Handlungsempfehlungen: Führung neu denken
Die Studie formuliert konkrete Impulse für Führungskräfte, Organisationen und die Gesellschaft. Führungskräfte sollten ihre Aufgaben kritisch hinterfragen und prüfen, welche Tätigkeiten künftig von KI unterstützt oder übernommen werden können und wo eigene Stärken und Verantwortlichkeiten liegen.

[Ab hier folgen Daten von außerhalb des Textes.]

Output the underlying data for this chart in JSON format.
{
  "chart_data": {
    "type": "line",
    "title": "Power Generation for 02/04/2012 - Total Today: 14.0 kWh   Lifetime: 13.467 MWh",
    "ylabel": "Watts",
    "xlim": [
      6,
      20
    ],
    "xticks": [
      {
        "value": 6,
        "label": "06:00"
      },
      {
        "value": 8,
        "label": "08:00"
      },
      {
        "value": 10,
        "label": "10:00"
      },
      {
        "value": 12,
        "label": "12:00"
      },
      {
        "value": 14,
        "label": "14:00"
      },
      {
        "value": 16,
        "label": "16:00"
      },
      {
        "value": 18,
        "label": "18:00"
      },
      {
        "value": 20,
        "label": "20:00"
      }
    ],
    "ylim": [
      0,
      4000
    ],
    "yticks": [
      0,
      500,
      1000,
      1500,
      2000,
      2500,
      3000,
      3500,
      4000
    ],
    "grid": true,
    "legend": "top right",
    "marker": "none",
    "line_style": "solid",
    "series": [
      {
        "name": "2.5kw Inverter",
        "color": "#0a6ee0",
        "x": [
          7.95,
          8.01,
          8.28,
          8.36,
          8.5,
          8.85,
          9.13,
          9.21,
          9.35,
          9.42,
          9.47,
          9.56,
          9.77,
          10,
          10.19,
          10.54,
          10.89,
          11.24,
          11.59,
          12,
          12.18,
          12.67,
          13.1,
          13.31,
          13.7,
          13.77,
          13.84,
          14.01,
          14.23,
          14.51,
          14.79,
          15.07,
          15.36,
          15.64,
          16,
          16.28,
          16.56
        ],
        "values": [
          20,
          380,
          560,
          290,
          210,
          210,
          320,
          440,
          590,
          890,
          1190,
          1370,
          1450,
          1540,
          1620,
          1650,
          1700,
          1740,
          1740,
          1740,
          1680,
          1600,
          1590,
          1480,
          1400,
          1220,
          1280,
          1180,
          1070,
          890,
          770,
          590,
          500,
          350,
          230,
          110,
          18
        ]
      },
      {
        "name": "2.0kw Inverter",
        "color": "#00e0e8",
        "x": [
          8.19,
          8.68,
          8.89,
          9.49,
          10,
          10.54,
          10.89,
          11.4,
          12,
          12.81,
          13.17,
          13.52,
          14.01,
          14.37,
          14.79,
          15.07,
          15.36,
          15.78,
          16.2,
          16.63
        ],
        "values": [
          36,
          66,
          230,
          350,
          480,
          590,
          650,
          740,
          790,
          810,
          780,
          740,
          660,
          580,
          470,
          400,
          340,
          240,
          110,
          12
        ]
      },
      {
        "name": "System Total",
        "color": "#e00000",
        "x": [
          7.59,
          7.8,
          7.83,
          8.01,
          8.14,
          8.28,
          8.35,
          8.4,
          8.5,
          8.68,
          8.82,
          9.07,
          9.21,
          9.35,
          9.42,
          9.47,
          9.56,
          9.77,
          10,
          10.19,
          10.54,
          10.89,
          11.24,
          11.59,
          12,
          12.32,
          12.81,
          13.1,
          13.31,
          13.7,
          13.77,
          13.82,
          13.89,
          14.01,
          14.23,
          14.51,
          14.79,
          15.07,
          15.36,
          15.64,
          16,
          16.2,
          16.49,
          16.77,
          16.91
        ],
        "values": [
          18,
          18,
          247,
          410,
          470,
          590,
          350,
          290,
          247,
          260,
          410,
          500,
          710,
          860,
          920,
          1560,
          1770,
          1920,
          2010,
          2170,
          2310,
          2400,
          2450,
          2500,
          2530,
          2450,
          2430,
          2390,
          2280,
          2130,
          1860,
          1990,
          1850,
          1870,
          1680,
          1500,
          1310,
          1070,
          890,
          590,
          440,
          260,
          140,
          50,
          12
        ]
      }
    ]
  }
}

Organisationen sollten Ängste ernst nehmen, Chancen und Grenzen offen kommunizieren und KI gezielt als strategisches Element verankern. Dazu gehört das Schaffen von Rahmenbedingungen, die Vertrauen fördern und eine konstruktive Nutzung ermöglichen.
Gesellschaftlich gilt es, den Dialog über Verantwortung, das Verhältnis zwischen Arbeitgeber:innen und Arbeitnehmer:innen sowie den Schutz demokratischer Werte im KI-Zeitalter zu intensivieren. KI verändert die Arbeitswelt grundlegend – hier braucht es gemeinsame Leitlinien, die Sicherheit und Orientierung bieten und den sozialen Zusammenhalt stärken.
Über die Studie
Die Online-Befragung wurde im Januar 2025 durchgeführt. Befragt wurden 1.000 Führungskräfte aus Wirtschaft, Politik und Kultur in Deutschland im Alter zwischen 24 und 74 Jahren. Ipsos hat die Befragung im Auftrag der Liz Mohn Stiftung durchgeführt.